Section 8.5. Separated Data

8.5. Separated Data

Use split to extract simple variable-width fields.

For data that is laid out in fields of varying width, with defined separators (such as tabs or commas) between the fields, the most efficient way to extract those fields is using a split. For example, if a single comma is the field separator:


    
    # Specify field separator...
    Readonly my $RECORD_SEPARATOR => q{,};
    Readonly my $FIELD_COUNT      => 3;

    # Grab each line/record...
    while (my $record = <$sales_data>) {
        chomp $record;

        # Extract all fields...
        my ($ident, $sales, $price)
            = split $RECORD_SEPARATOR, $record, $FIELD_COUNT+1;

        # Append each record, translating ID codes and
        # normalizing sales (which are stored in 1000s)...
        push @sales, {
            ident => translate_ID($ident),
            sales => $sales * 1000,
            price => $price,
        };
    }

Note the use of the third argument to split. Typically, split is called with only two arguments: the separator itself ($RECORD_SEPARATOR), and then the string from which the fields are to be split out ($record). If a third argument is provided, however, it specifies the maximum number of distinct fields that the split should return.
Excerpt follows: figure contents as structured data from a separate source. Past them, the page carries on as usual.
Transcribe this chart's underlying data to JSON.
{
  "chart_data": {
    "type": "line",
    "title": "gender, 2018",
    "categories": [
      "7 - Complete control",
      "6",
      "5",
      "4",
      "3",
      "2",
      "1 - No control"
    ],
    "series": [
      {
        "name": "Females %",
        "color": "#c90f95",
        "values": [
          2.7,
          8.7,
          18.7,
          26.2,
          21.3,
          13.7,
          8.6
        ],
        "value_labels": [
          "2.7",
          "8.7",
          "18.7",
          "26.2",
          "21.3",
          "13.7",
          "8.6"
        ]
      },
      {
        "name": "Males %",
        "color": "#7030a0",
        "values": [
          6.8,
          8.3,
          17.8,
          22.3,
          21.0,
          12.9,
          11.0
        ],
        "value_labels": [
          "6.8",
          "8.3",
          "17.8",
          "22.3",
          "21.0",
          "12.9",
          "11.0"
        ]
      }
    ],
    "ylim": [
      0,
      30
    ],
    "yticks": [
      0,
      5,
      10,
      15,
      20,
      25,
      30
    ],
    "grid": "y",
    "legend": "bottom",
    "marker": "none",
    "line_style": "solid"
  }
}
It's good practice to always provide this extra information if it's known, because otherwise split splits its input as many times as possible, builds a (potentially very long) list of the results, and returns it. The assignment would then throw away all but the first three elements of the returned list, so it's a (potentially very expensive) waste of time to create them in the first place.

In some circumstances, the optimizer can work out how many return values you were expecting, and will automatically supply the third argument itself. However, being explicit is still the better practice, because your code will stay efficient when someone later modifies your statement to something that isn't automatically optimized.

It can also be useful to capture the "residue" that's left after you've split out the fields you expected. For example, to warn about suspect records:


    my ($ident, $sales, $price, $unexpected_data)
            = split $RECORD_SEPARATOR, $record, $FIELD_COUNT+1;

    carp "Unexpected trailing garbage at end of record id '$ident':\n",
         "\t$unexpected_data\n"
             if $unexpected_data;

Using the third argument is highly recommended, but caution is also required. A common error here is to use the actual number of fields you want as the third argument:

    my ($ident, $sales, $price)
            = split $RECORD_SEPARATOR, $record, $FIELD_COUNT;

instead of that number plus one. If you're trying to extract the first three fields of each record, the field count has to be four, because you need to break the record into four parts: the first three fields (which will be captured in the variables) plus the remainder of the string (which will be ignored). Using $FIELD_COUNT instead of $FIELD_COUNT+1 tells split to return three pieces, so it would break $record twice and return the resulting three substrings: ID, sales, and price-plus-whatever-else-followed-it-in-the-original-string.